Ich (Normen) erlebte vor einiger Zeit eine Situation, in der eine Großmutter beim Betrachten eines Fotos ihres Enkels Folgendes äußerte: „Das ist aber ein schönes Foto!“ In diesem Moment wurde mir klar, dass die Großmutter nicht das Foto schön fand, sondern nur das Motiv. Aus dem schönen Motiv wurde ein schönes Foto.

Mir stellte sich dann die Frage: Kann man eigentlich in der Beurteilung von Fotografien eine Grenze zwischen dem Foto als Endprodukt und dem Motiv ziehen? Sicherlich, denn nicht jedes gute Motiv führt am Ende zu einem guten Foto. Wenn es so etwas wie ein gutes Motiv geben sollte, können dann dennoch gute Fotos aus einem scheinbar schlechten Motiv entstehen?

Ich möchte einfach mal die Runde eröffnen und frage Euch: Welche Voraussetzungen muss ein gutes Motiv erfüllen?

Martin: Ich finde es persönlich sehr schwer, ein gutes Motiv als solches zu definieren, denn so löse ich es zu sehr aus dem Kontext, in dem es steht. Ein Würfel mit einem Meter Kantenlänge wirkt vor einem großen Wasserfall ganz anders als in einem weißen Raum – und das ganz ohne Wertung. Außerdem spielen hier vor allem unsere kulturell und familiär geprägten Präferenzen eine nicht zu unterschätzende Rolle. Und wie im obigen Beispiel zu erkennen, kann das einfach nur auf der Beziehungsebene passieren. So viel zur Theorie.

In der fotografischen Praxis auf der Straße erlebe ich jedoch täglich, wie ich aktiv selektiere. Wen fotografiere ich und wen nicht? Für mich sind meistens die Menschen am interessantesten (= ein gutes Motiv), die aus der Masse herausstechen und ungewöhnlich im Rahmen des Gewöhnlichen auf meine Sehgewohnheiten wirken.

Robert: Ein Foto kann technisch gut umgesetzt, aber inhaltlich banal sein und umgekehrt ist natürlich ein auffälliges Motiv allein noch kein Garant für ein gutes Foto.

Darüber, was ein Motiv sein kann, entscheidet zunächst einmal der Fotograf. Seine Motivation mag ein persönlicher Bezug zu dem sein, was er fotografieren möchte. Wer das Foto anschließend betrachtet, kann allerdings eine ganz andere Sichtweise haben, weil er eine andere oder vielleicht gar keine Beziehung zum Motiv hat. Insofern stelle auch ich es mir sehr schwierig vor, ein Foto und sein Motiv nach objektiven Gesichtspunkten als gut zu beurteilen.
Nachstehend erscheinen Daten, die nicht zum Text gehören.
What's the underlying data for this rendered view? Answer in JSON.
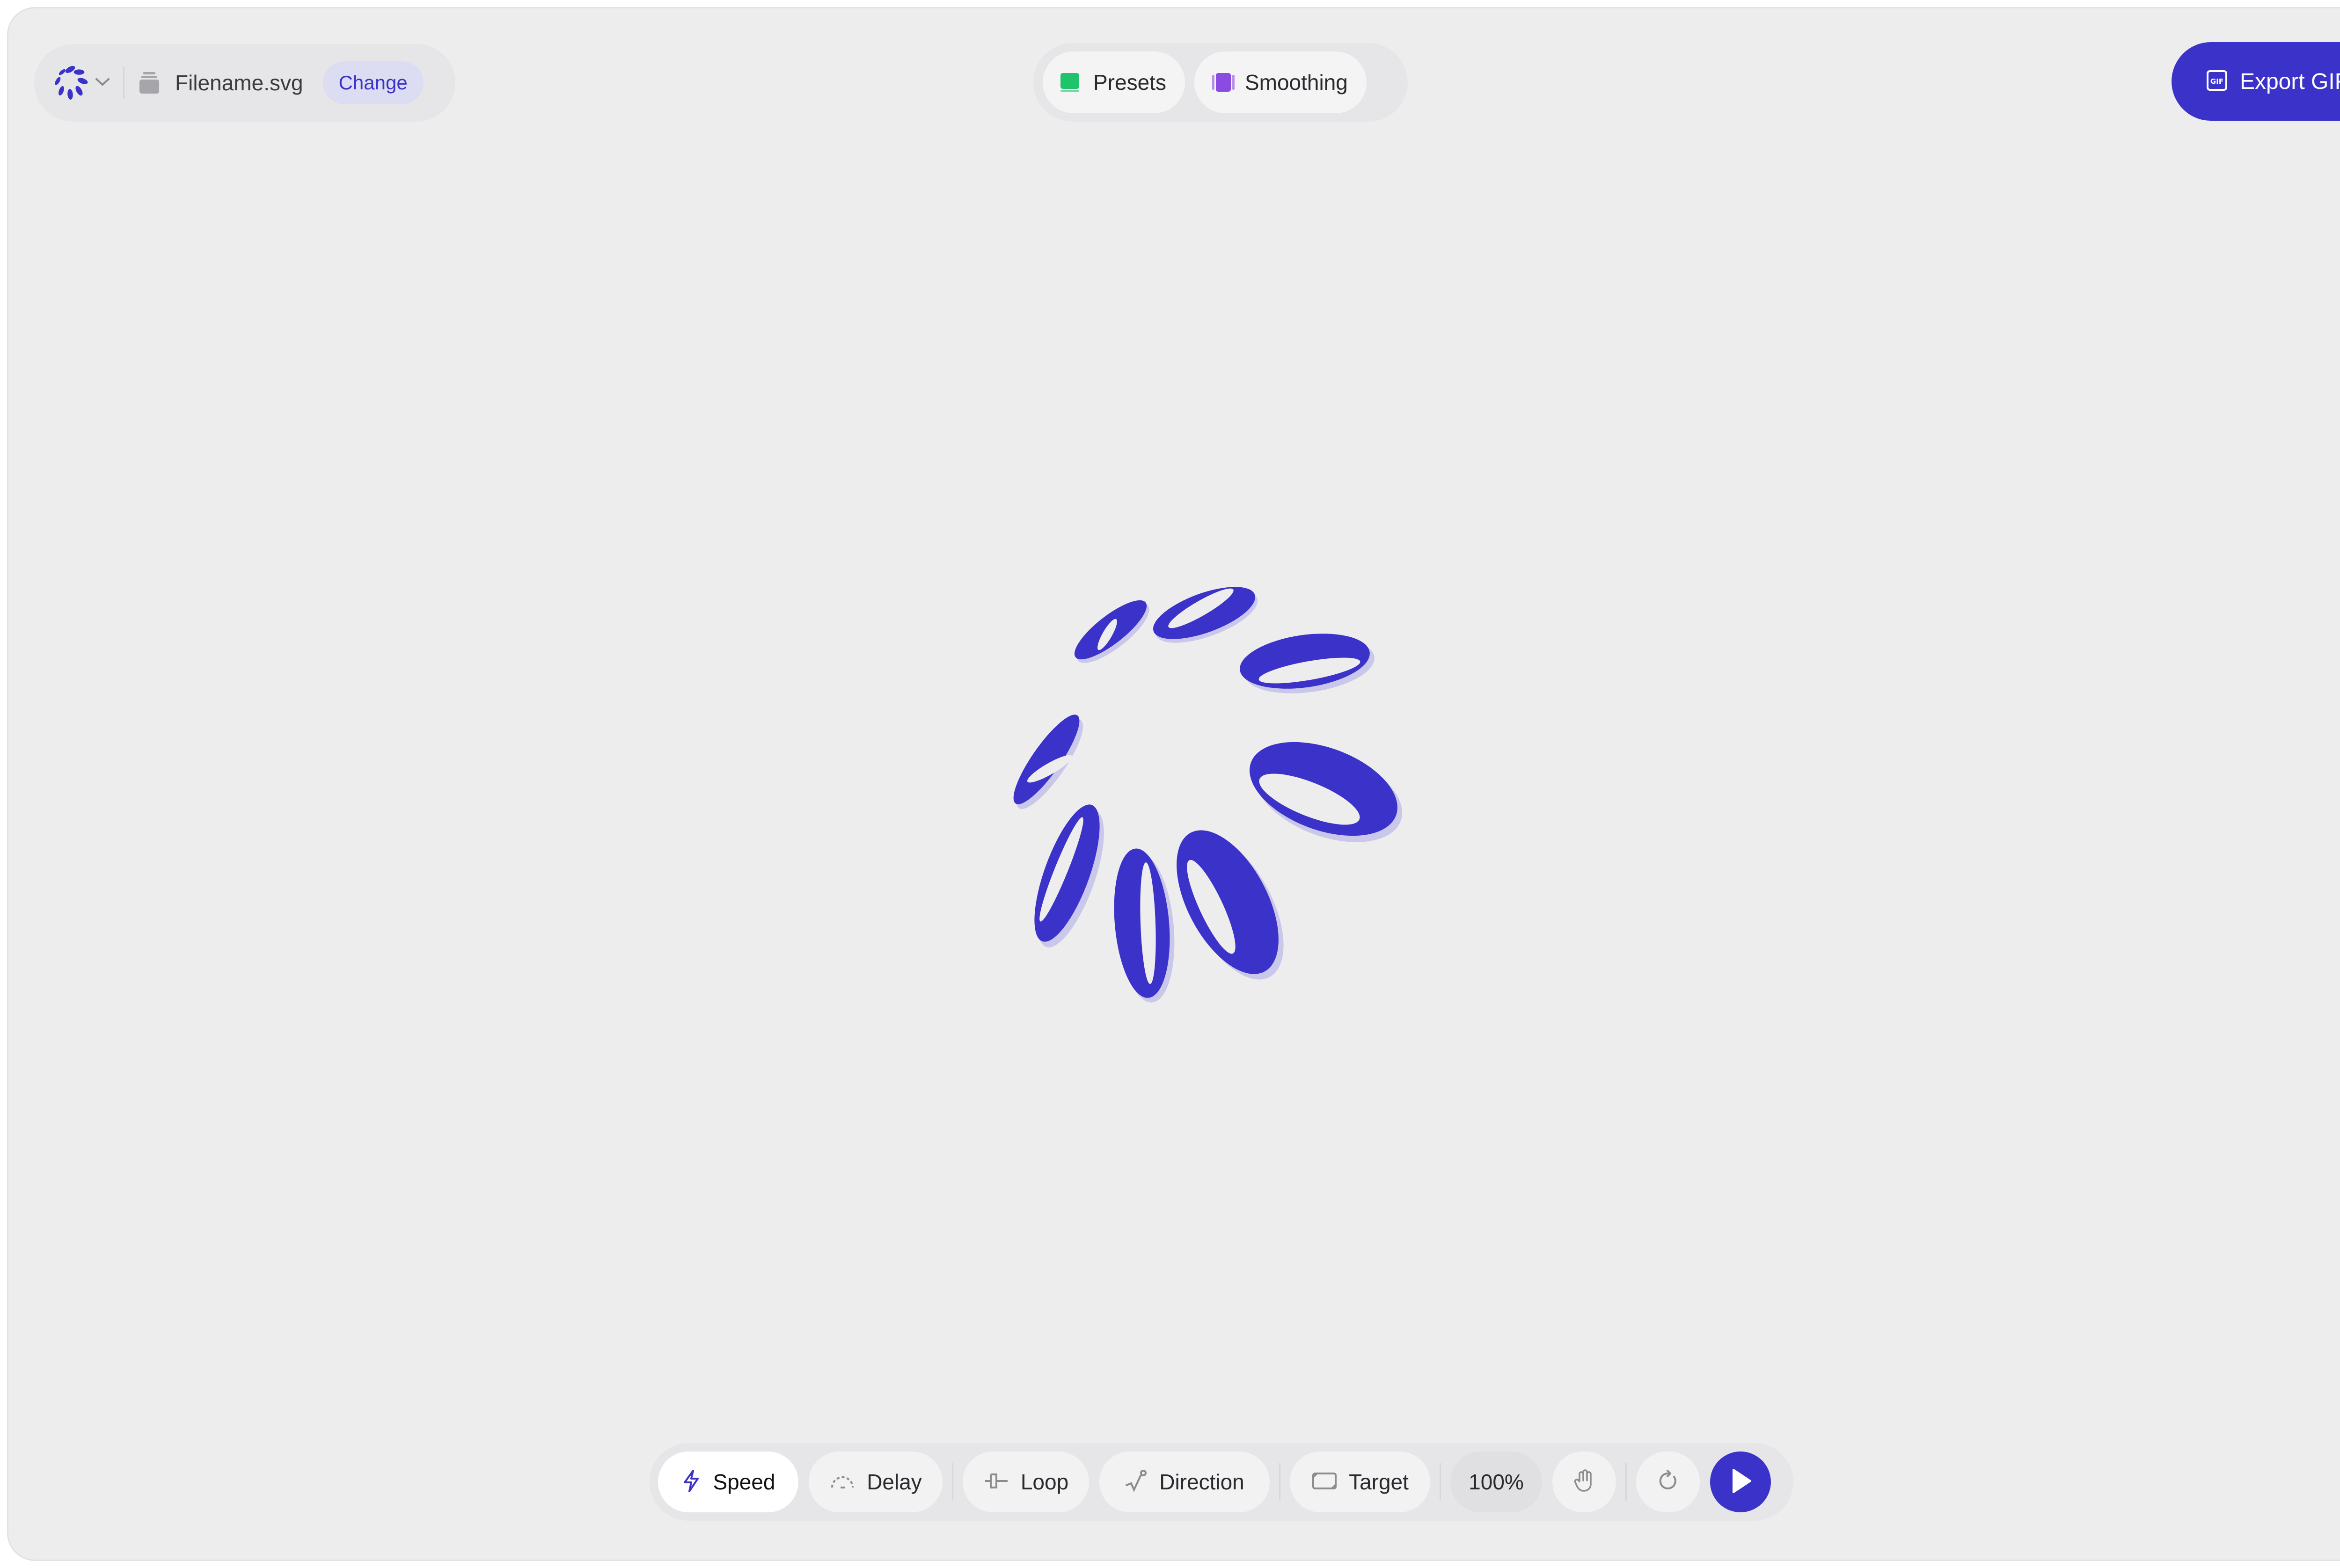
{
  "app": {
    "file_name": "Filename.svg",
    "change_label": "Change"
  },
  "top_center": {
    "presets_label": "Presets",
    "smoothing_label": "Smoothing",
    "presets_color": "#1ec36b",
    "smoothing_color": "#8a4be0"
  },
  "export": {
    "label": "Export GIF",
    "icon_text": "GIF"
  },
  "toolbar": {
    "speed": "Speed",
    "delay": "Delay",
    "loop": "Loop",
    "direction": "Direction",
    "target": "Target",
    "zoom": "100%"
  },
  "colors": {
    "accent": "#3b33c9",
    "shadow": "#c8c6ec",
    "background": "#ededed"
  },
  "icons": [
    "logo-spinner-icon",
    "chevron-down-icon",
    "file-stack-icon",
    "presets-square-icon",
    "smoothing-square-icon",
    "gif-icon",
    "bolt-icon",
    "delay-arc-icon",
    "loop-icon",
    "direction-icon",
    "target-frame-icon",
    "hand-icon",
    "reset-icon",
    "play-icon"
  ]
}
Sebastian: Mit dieser allzu subjektiven Ebene wäre ich vorsichtig, Robert. Ein gutes Foto ist ein gutes Foto, ich glaube schon, dass man das halbwegs objektiv bewerten kann. Das Motiv ist einerseits eine ganz andere Ebene, andererseits aber auch nicht vom Bild zu lösen.

Ich denke da immer an Literatur bei dem Kontext. Die besten Bücher sind oft die, in denen oberflächlich gar nicht viel passiert und sich die Handlung eher in Gedanken und Assoziationen abspielt und sich um Dinge dreht, die jeder kennt wie etwa Liebe und Tod.

Soll heißen: Ich denke, das Motiv muss gar nicht spektakulär oder außergewöhnlich sein, um es in einem überraschenden und neuen Kontext zu zeigen, der beim Betrachter viel mehr auslöst als ein totales Actionsuperdupermotiv, das langweilig fotografiert ist. Insofern würde ich fast sagen: Eher banale Motive ergeben oft die stärksten Bilder, wenn sie gut fotografiert sind.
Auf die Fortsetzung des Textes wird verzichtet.